The researchers conclude from their study that the Canadian fortification of grain products with folic acid was followed by a significant decrease in the prevalence of severe CHDs. This supports the theory that folic acid supplementation in the period around conception reduces the number of babies born with severe CHDs.

What does the NHS Knowledge Service make of this study?

This thorough analysis has examined the changing prevalence of severe CHDs in the years surrounding mandatory folic acid fortification of grain products in 1998. The study has found that birth prevalence of severe CHDs has reduced from 1.64 per 1,000 births in years prior to fortification compared to 1.47 per 1,000 in the following seven years, with a gradual reduction in prevalence every year.

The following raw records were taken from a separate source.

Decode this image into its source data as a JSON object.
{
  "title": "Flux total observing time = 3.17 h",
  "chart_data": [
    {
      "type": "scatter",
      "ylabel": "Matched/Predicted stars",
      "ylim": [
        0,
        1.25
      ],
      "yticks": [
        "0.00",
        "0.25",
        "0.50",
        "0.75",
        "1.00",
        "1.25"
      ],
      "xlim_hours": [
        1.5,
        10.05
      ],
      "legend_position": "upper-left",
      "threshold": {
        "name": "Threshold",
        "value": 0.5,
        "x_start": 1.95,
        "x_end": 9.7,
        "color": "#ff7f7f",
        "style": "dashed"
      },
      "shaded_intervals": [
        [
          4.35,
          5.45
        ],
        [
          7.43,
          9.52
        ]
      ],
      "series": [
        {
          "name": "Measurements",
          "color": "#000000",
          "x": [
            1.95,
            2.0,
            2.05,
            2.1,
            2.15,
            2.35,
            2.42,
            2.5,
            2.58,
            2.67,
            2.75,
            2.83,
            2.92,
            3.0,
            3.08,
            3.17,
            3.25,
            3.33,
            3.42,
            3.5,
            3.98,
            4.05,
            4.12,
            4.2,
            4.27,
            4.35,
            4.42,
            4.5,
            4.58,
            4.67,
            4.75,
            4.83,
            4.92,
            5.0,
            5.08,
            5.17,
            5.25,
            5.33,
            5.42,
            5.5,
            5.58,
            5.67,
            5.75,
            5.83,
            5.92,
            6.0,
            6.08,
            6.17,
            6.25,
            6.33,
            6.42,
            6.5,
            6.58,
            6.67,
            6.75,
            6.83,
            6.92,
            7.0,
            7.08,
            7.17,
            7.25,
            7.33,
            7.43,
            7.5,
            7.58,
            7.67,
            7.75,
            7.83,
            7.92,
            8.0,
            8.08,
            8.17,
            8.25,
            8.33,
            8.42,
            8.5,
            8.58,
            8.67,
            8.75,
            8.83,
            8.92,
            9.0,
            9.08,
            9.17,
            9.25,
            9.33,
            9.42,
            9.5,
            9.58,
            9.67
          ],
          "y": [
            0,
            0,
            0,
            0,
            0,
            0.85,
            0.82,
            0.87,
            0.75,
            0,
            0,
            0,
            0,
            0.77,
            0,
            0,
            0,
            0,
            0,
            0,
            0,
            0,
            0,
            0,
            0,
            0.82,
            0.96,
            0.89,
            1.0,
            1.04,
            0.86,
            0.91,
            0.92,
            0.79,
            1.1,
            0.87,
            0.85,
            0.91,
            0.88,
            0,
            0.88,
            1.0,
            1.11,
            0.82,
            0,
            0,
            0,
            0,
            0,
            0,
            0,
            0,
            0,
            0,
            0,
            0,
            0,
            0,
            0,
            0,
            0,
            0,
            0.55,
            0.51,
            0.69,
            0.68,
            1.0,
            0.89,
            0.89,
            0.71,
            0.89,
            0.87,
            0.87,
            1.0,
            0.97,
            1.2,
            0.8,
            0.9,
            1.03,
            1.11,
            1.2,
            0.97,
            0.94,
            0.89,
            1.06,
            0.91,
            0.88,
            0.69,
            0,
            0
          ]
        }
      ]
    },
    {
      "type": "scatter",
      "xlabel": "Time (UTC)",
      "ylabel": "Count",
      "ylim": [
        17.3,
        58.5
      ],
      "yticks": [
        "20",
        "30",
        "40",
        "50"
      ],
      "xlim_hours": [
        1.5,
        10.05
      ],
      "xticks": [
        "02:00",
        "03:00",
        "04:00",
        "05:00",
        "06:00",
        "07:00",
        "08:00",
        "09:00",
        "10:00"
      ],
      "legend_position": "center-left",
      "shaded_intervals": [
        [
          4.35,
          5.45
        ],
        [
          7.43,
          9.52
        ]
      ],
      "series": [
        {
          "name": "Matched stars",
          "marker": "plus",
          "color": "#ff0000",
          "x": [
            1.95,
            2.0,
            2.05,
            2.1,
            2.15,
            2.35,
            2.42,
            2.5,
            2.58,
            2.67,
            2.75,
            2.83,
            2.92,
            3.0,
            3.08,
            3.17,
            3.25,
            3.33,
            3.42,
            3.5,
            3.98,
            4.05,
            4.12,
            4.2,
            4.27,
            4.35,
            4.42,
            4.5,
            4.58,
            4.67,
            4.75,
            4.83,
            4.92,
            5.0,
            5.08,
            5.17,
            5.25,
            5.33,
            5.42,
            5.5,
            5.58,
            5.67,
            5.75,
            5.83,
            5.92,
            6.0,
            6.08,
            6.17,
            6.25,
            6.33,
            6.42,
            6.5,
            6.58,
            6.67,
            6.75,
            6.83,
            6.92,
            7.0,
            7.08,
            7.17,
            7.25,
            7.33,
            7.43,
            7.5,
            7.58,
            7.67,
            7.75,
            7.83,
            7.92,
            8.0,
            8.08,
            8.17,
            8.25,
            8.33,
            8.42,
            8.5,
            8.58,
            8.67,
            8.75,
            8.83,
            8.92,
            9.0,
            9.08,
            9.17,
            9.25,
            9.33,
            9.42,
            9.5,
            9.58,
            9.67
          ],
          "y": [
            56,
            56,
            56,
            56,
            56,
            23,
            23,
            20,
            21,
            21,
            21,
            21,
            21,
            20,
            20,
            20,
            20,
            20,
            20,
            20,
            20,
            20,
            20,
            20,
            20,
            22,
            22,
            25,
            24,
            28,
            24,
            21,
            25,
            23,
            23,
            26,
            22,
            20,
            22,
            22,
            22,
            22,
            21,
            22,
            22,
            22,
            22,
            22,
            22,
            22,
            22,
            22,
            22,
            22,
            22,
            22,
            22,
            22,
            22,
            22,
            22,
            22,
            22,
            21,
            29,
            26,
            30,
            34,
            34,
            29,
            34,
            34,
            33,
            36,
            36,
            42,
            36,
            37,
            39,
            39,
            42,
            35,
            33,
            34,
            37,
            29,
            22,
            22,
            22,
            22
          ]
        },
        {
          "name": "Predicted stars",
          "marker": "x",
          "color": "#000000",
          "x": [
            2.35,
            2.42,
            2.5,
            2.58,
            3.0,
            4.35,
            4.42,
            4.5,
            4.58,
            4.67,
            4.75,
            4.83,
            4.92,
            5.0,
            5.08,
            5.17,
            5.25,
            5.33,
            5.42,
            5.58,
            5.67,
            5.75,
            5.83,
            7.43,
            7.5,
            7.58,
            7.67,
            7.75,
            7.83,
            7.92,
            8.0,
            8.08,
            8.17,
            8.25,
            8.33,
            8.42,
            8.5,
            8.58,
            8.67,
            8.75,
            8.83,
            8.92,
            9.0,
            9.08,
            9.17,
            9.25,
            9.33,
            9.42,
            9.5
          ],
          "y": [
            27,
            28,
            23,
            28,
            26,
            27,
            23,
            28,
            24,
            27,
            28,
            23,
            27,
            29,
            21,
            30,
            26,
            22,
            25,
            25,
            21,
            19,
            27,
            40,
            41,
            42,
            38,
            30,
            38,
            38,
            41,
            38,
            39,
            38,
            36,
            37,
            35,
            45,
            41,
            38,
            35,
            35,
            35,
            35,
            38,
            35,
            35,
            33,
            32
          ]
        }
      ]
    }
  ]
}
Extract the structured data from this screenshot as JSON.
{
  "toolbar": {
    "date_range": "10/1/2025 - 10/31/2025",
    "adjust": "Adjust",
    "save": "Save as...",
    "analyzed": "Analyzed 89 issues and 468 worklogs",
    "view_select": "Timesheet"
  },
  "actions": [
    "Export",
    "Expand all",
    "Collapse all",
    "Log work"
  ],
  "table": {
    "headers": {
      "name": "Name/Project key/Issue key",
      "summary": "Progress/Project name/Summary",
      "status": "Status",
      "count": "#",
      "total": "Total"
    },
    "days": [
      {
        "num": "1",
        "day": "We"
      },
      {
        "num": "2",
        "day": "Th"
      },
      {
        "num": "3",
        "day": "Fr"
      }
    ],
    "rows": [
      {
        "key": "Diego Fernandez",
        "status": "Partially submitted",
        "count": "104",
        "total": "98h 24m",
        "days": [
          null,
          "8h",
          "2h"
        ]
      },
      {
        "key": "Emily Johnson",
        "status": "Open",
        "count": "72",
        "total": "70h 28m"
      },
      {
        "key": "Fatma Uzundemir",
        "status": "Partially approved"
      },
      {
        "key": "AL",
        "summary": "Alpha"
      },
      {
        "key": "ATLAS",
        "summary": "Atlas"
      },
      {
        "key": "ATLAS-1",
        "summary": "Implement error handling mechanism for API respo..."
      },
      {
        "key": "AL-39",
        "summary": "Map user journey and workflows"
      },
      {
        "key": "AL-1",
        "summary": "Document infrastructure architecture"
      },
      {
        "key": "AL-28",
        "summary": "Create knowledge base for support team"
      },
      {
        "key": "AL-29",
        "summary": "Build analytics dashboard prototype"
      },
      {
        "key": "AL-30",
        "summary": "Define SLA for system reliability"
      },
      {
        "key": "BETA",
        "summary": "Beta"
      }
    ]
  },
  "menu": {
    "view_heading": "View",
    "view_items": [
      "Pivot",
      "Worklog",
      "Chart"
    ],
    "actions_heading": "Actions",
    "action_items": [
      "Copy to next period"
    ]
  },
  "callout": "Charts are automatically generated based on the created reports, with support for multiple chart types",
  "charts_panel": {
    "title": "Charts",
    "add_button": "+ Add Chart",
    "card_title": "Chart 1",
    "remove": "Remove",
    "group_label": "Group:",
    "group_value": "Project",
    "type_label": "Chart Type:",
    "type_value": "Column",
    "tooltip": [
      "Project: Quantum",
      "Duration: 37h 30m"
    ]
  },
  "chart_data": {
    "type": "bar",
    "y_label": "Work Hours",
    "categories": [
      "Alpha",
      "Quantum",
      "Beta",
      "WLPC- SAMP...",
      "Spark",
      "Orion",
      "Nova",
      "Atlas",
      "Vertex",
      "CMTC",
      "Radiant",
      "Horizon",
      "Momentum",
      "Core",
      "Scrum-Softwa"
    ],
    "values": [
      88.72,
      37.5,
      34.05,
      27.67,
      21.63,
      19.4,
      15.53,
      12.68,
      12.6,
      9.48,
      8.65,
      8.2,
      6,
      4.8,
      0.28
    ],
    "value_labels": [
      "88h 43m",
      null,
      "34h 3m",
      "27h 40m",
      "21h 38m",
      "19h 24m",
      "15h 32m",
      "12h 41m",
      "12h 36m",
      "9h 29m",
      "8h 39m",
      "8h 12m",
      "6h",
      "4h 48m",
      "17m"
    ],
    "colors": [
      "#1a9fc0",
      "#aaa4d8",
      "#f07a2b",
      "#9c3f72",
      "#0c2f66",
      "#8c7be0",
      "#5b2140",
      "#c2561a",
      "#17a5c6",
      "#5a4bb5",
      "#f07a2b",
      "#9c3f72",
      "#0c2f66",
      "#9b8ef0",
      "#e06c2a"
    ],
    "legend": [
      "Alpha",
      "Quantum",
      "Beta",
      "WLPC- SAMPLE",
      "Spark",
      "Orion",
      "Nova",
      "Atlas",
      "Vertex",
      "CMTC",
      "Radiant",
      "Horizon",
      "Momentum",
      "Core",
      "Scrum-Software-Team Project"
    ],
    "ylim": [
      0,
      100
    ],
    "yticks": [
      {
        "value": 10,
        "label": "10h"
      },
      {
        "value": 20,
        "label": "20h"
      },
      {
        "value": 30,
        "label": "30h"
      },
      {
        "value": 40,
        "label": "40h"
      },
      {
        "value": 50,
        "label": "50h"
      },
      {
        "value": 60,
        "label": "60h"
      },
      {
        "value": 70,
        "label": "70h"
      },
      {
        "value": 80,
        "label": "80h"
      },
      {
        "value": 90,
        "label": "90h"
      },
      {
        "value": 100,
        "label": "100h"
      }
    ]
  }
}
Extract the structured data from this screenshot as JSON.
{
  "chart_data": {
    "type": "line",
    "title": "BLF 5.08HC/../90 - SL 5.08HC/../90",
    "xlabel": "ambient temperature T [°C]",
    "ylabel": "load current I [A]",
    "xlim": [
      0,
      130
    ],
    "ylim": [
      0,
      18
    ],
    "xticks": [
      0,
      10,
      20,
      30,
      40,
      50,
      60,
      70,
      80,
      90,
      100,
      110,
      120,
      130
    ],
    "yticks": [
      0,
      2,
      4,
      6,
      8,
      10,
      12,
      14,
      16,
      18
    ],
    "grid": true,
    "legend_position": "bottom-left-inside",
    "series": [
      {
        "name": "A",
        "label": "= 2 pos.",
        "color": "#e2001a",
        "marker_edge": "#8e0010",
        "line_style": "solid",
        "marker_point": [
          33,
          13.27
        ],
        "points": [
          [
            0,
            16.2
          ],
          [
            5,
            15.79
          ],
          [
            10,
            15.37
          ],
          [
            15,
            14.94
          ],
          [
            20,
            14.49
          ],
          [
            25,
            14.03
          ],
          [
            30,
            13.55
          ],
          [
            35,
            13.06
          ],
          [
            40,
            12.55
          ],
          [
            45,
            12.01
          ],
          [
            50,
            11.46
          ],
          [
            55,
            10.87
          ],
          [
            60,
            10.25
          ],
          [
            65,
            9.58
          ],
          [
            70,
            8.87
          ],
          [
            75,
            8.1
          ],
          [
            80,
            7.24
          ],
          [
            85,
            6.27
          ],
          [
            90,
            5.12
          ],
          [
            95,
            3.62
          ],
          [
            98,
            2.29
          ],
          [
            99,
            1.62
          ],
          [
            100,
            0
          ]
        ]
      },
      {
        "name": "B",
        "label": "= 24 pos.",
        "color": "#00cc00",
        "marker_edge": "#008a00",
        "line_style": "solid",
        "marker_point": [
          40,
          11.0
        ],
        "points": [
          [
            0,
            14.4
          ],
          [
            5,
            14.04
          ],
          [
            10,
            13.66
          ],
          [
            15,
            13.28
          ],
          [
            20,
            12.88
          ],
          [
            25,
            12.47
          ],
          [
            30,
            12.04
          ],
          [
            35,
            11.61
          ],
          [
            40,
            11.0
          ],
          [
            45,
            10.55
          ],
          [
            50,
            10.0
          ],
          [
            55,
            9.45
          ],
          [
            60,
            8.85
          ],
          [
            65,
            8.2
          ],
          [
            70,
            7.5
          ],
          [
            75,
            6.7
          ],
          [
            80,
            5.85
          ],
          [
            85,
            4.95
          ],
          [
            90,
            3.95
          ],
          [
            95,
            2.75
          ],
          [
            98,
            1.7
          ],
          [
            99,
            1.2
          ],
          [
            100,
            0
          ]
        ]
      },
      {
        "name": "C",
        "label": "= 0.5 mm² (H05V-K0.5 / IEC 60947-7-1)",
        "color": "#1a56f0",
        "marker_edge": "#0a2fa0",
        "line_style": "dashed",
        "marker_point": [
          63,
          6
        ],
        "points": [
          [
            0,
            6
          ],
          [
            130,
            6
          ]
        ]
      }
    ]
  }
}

There are several points to bear in mind regarding this research:

  • Although there is a clear association between fortification and reduced birth prevalence of severe CHDs, it is difficult to conclude that the decrease is definitely as a result of fortification of flour and pasta. There is no information available on women’s consumption of these grain products (that is, whether they consumed them and how much they consumed) both in women whose babies were born with CHDs and those born without.
  • Women may also have been continuing to take folic acid tablets in the conception period, and not relying solely on that found in grain products. The paper says the target daily intake with the fortification policy was significantly lower than that with multivitamin supplementation.
  • In this study it was not possible to adjust for the many other factors that might potentially increase the risk of CHDs, for example genetics, maternal infections, illnesses and drug exposure, father’s health and environmental factors.
  • Although accurate databases were used to obtain data on severe CHDs there is the possibility for inaccurate recording and misclassification in the databases. It is also not possible to comment on any pregnancy terminations that may have been carried out as a result of CHDs being detected.
  • The researchers say they did not think it feasible to detect all the milder cases of CHD. This means a large number of babies with other congenital conditions have not been included in the analysis.
  • Although the researchers allowed for a time lag for implementation of the fortification policy (based on US estimates from implementation of their own policy), there is the possibility that the cut-off period that they used of January 1999 may be out by several months.

Nevertheless, this is reportedly the first population-based study to investigate the association between grain fortification with folic acid and birth prevalence of severe CHDs. It supports previous evidence of an association between CHDs and folic acid, and it will add to the debate about the values and drawbacks of nationwide fortification of grain products.